Message 09039 [Homepage] [Navigation]
Thread: oxdeT08796 Message: 99/119 L12 [In index]
[First in Thread] [Last in Thread] [Date Next] [Date Prev]
[Next in Thread] [Prev in Thread] [Next Thread] [Prev Thread]

Re: [ox] Basisdemokratie (was Re: Maintainer-Bashing)



Thomas U. Grüttmüller wrote:

1. Die Rolle des Maintainers ist unverzichtbar

Und was macht der in deinem Modell? Wenn er nach Lust und Laune entscheiden darf, hat es nichts mit Basisdemokratie zu tun.

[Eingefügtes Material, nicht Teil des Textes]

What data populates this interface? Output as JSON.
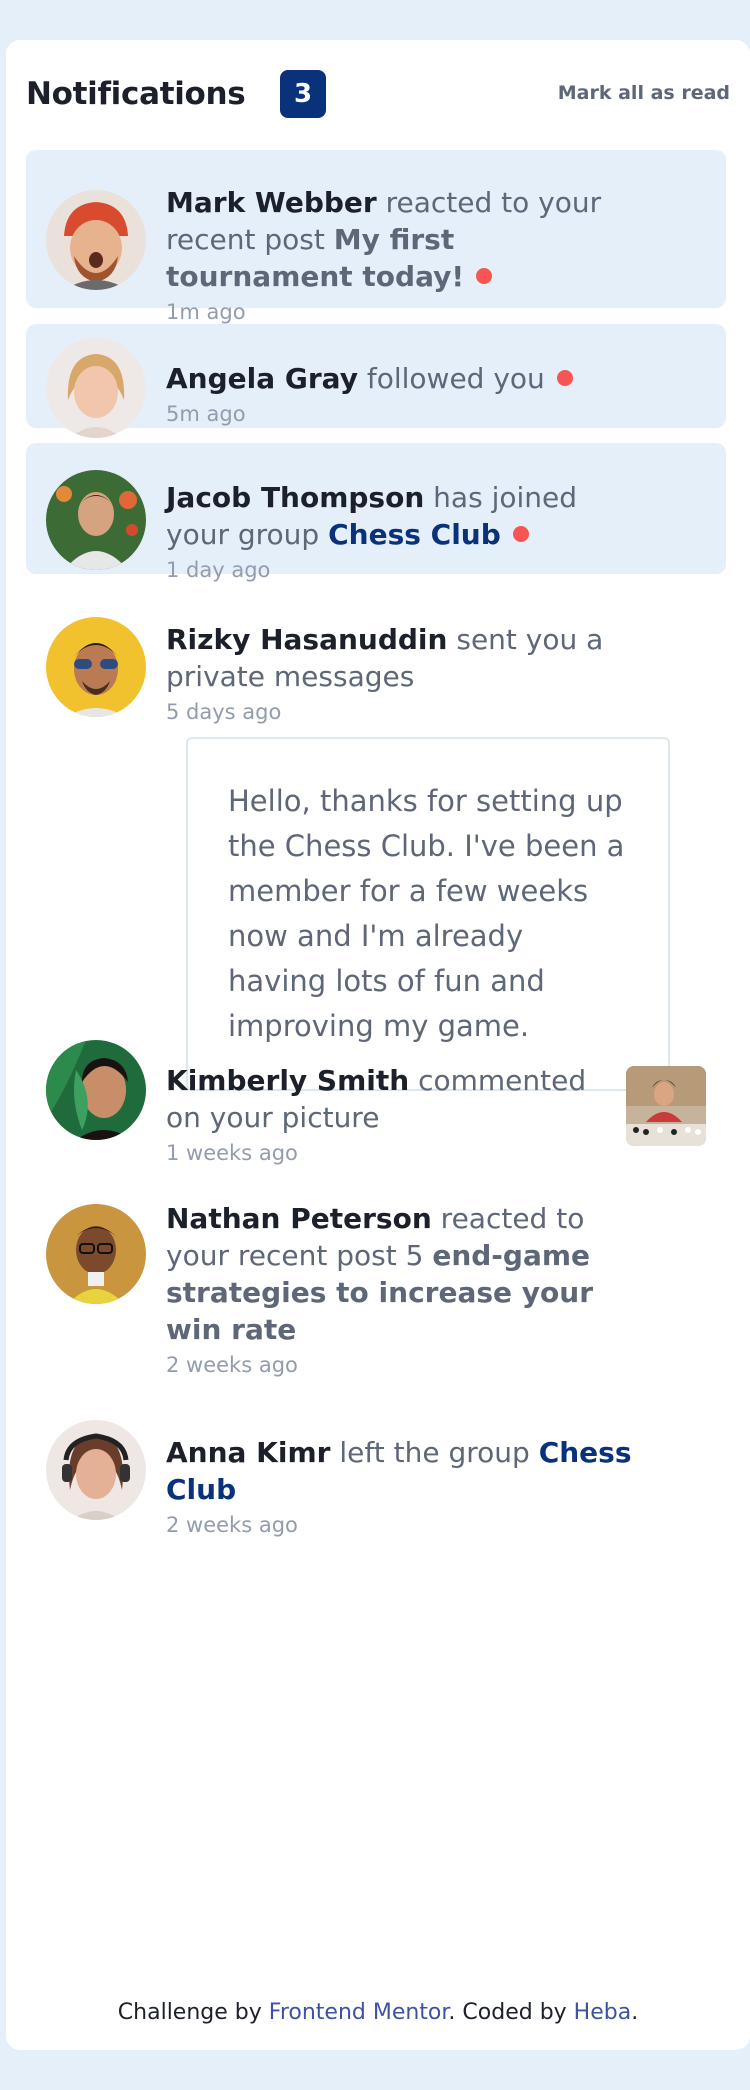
{
  "header": {
    "title": "Notifications",
    "unread_count": "3",
    "mark_all_label": "Mark all as read"
  },
  "notifications": [
    {
      "name": "Mark Webber",
      "action": "reacted to your recent post",
      "post": "My first tournament today!",
      "time": "1m ago",
      "unread": true
    },
    {
      "name": "Angela Gray",
      "action": "followed you",
      "time": "5m ago",
      "unread": true
    },
    {
      "name": "Jacob Thompson",
      "action": "has joined your group",
      "group": "Chess Club",
      "time": "1 day ago",
      "unread": true
    },
    {
      "name": "Rizky Hasanuddin",
      "action": "sent you a private messages",
      "time": "5 days ago",
      "message": "Hello, thanks for setting up the Chess Club. I've been a member for a few weeks now and I'm already having lots of fun and improving my game.",
      "unread": false
    },
    {
      "name": "Kimberly Smith",
      "action": "commented on your picture",
      "time": "1 weeks ago",
      "unread": false
    },
    {
      "name": "Nathan Peterson",
      "action": "reacted to your recent post 5",
      "post": "end-game strategies to increase your win rate",
      "time": "2 weeks ago",
      "unread": false
    },
    {
      "name": "Anna Kimr",
      "action": "left the group",
      "group": "Chess Club",
      "time": "2 weeks ago",
      "unread": false
    }
  ],
  "footer": {
    "prefix": "Challenge by",
    "link1": "Frontend Mentor",
    "middle": ". Coded by",
    "link2": "Heba",
    "suffix": "."
  },
  "colors": {
    "page_bg": "#e5effa",
    "card_bg": "#ffffff",
    "badge_bg": "#0a327b",
    "unread_dot": "#f65552",
    "dark_text": "#1c202b",
    "muted_text": "#5e6778",
    "time_text": "#939cad"
  },
  "icons": {
    "avatars": [
      "avatar-mark-webber",
      "avatar-angela-gray",
      "avatar-jacob-thompson",
      "avatar-rizky-hasanuddin",
      "avatar-kimberly-smith",
      "avatar-nathan-peterson",
      "avatar-anna-kimr"
    ],
    "comment_picture": "chess-picture-thumbnail"
  }
}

er/sie macht Arbeit, ohne die das Ganze nicht laufen würde, und trifft
dabei natürlich auch (de facto-)Entscheidungen, das lässt sich gar nicht verhindern.
Der Mainainer hat dabei erstmal einen Vertrauensvorschuss.
Wichtig ist nur, dass die Basis informiert wird, mitdiskutieren kann, und
dann wenn sie es wünscht auch entscheiden kann. D.h. das Votum der Basis ist die
höchste Beschlussebene. Dennoch wird es immer so sein, dass der Maintainer viele
Detailentscheidungen trifft, die schon aus Zeitmangel gar nicht alle diskutiert werden
können. Deshalb ist der Vertrauensvorschuss so wichtig, und auch die Möglichkeit
der Abwahl, falls das Vertrauen nicht mehr gegeben ist.

4. Maintainer (und pox?) stellen sich in einem bestimmten Turnus
   (z.B. alle 2 Jahre) der basisdemokratischen Wahl, und sind darüber
hinaus jederzeit abwählbar

Dazu sollte es imho mindestens zwei Kandidaten geben.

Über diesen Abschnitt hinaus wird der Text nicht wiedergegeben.